Tools for Knowing Your Audience
To find out when your audience is online (or at least using Twitter), plug your Twitter credentials into Tweriod. You can then use this information to buffer your tweets at those times using Buffer or Hootsuite.
BuzzSumo will not only give you top influencers for a particular keyword combination, but will also analyze their tweets for you with the click of a button.
I personally have seen great audience influx from key influencers by:
- Making a list of key influencers
- Creating a List on Twitter of only their accounts
- Checking that list’s feed daily for chances to engage in meaningful conversation.
- Leave comments on these folk’s blogs.
- Get ready for them to start mentioning and tweeting about the interesting stuff you are doing!
Another great resource for getting to know your target audience is to spend an hour in the bookstore, perusing the magazines and books that are popular amongst your audience. What types of articles are being written? What types of businesses are advertising within these magazines? Magazine ads aren’t cheap, so if some advertisers are consistently purchasing space within a magazine, there is obviously something working for them. Learn from this and get to know what makes the audience tick, and even better, to buy!
If you don’t have the time to make it out to the bookstore, check out Amazon.com to see the bestsellers within a particular category. Read the comments, see what people are thinking, what they like, and what they don’t like about products catered to their community.

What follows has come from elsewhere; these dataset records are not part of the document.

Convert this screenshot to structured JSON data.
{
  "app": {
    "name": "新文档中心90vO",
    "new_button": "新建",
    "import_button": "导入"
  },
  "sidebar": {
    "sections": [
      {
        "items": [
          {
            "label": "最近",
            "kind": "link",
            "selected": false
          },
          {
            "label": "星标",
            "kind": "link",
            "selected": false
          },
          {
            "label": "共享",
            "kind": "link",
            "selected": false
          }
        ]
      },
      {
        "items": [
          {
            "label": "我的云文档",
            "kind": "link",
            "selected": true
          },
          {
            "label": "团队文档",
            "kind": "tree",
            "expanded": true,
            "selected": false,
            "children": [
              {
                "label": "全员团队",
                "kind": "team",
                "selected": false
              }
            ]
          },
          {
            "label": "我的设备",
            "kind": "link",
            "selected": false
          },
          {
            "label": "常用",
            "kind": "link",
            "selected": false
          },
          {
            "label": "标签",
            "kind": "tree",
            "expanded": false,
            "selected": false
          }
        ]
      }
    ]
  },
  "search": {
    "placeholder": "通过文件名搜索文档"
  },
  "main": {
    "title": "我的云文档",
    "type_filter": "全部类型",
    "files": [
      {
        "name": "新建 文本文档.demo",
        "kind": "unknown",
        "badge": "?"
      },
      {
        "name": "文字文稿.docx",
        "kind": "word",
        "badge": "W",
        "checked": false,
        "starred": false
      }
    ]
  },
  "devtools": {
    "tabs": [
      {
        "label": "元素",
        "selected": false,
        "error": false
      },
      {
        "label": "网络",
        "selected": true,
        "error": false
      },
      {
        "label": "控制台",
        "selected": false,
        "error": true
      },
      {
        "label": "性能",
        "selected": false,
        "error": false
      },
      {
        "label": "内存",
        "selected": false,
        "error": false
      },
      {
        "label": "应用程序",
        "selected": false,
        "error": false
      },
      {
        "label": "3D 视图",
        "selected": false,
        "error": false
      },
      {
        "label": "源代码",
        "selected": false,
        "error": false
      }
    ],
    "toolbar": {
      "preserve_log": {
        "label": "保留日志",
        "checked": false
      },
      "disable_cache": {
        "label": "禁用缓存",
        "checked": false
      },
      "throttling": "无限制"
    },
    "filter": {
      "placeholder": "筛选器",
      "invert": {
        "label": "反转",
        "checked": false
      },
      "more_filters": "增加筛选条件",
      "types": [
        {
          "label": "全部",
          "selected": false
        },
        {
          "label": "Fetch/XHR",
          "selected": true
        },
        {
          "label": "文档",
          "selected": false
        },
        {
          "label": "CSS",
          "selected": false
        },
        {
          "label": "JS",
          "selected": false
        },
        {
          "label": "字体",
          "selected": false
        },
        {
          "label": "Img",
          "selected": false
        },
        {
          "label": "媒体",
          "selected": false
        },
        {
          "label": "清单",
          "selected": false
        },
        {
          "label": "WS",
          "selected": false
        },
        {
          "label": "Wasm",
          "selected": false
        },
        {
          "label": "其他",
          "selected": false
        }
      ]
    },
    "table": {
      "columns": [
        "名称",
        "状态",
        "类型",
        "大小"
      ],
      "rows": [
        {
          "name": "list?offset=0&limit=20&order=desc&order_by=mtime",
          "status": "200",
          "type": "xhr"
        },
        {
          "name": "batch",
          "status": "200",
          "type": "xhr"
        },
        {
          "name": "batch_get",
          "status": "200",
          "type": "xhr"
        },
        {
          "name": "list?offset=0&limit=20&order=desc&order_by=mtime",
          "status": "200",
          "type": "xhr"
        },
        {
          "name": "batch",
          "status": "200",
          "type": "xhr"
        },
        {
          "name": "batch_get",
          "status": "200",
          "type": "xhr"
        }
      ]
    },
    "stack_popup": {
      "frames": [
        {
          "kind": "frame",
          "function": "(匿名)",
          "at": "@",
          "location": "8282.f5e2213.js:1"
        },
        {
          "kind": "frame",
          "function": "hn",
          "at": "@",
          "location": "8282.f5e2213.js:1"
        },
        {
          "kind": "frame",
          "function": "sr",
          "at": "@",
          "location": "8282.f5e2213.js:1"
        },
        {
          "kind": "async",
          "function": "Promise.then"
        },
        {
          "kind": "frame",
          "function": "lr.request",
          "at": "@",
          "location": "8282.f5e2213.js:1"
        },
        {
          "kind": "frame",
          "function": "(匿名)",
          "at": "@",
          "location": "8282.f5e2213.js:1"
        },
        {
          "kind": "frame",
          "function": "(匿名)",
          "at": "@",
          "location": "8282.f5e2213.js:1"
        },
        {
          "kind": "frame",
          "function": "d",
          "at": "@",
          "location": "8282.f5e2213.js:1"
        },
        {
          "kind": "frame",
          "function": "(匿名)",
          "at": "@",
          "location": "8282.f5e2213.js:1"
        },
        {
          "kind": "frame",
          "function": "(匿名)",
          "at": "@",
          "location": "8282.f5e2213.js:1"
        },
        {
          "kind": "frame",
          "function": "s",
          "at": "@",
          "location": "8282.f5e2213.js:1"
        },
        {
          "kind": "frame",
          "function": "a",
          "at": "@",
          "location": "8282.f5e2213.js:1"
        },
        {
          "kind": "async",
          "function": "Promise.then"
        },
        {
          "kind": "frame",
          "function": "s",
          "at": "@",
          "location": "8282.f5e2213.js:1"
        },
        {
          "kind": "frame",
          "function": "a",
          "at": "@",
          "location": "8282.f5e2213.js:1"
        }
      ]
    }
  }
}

Finally, to close out the article, I’d like to leave you with three sources for research-driven reports that give insight to general and specific trends with technology, social media trends, and industry predictions.

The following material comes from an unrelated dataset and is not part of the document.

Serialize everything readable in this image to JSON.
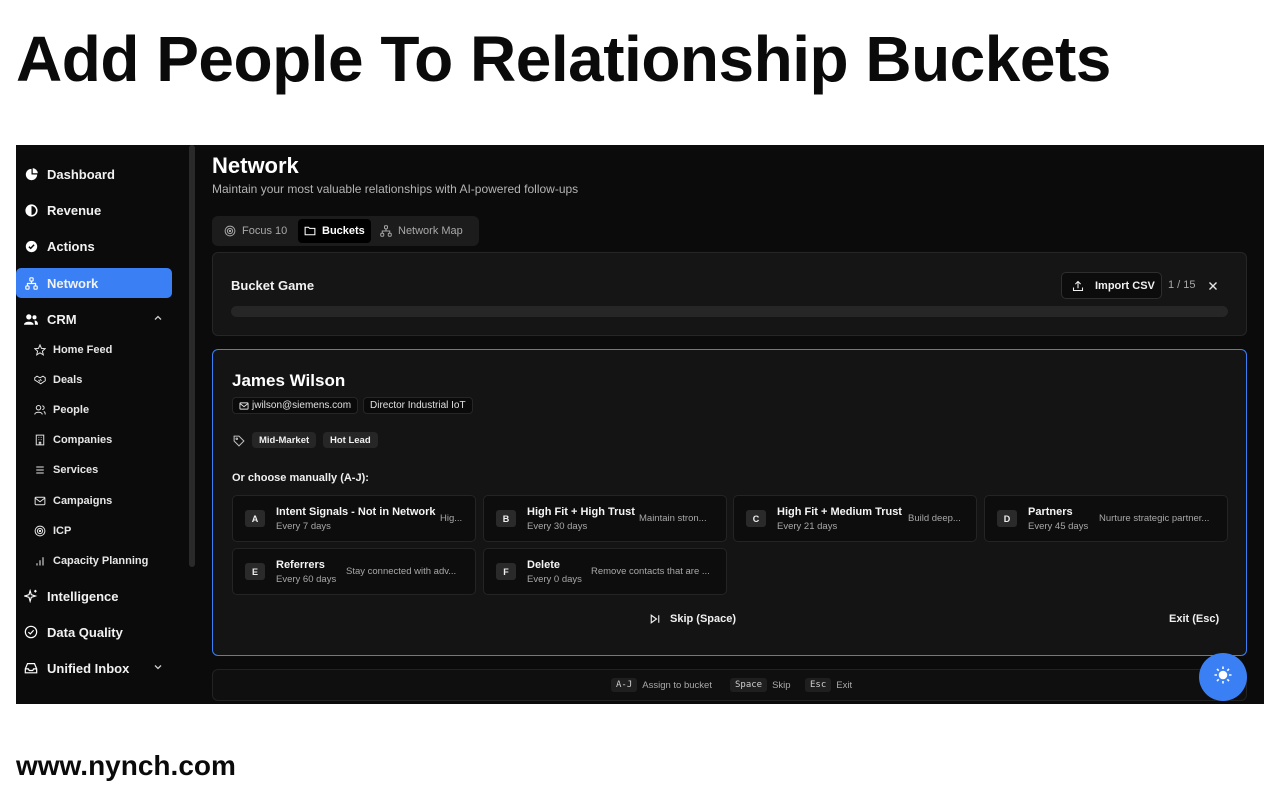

- Comscore Insights - Recent stories include predictions for the future of Snapchat’s use amongst adults and smartphone market share.
- eMarketer - Recent stories include a trend moving away from Twitter and into Facebook, and mobile search trends.
- Pew Research Internet Project - Recent stories include an assessment of the Web at age 25, and older adults’ use of technology.
Bookmark these sources for the occasional check-in to see if there is any new trends that you need to be aware of. Social media is a fast-changing landscape, and what is popular today won’t stay that way for long without some serious competition from new startups.
While I have provided a lot of resources above, these are simply auxiliary tools to simply having an honest, human conversation with your audience to get to know them better. Don’t be afraid to send out emails inviting them to engage with you personally. That is where you will find the best benefit and gain the most knowledge if you go into it with an open attitude and goal to understand them better.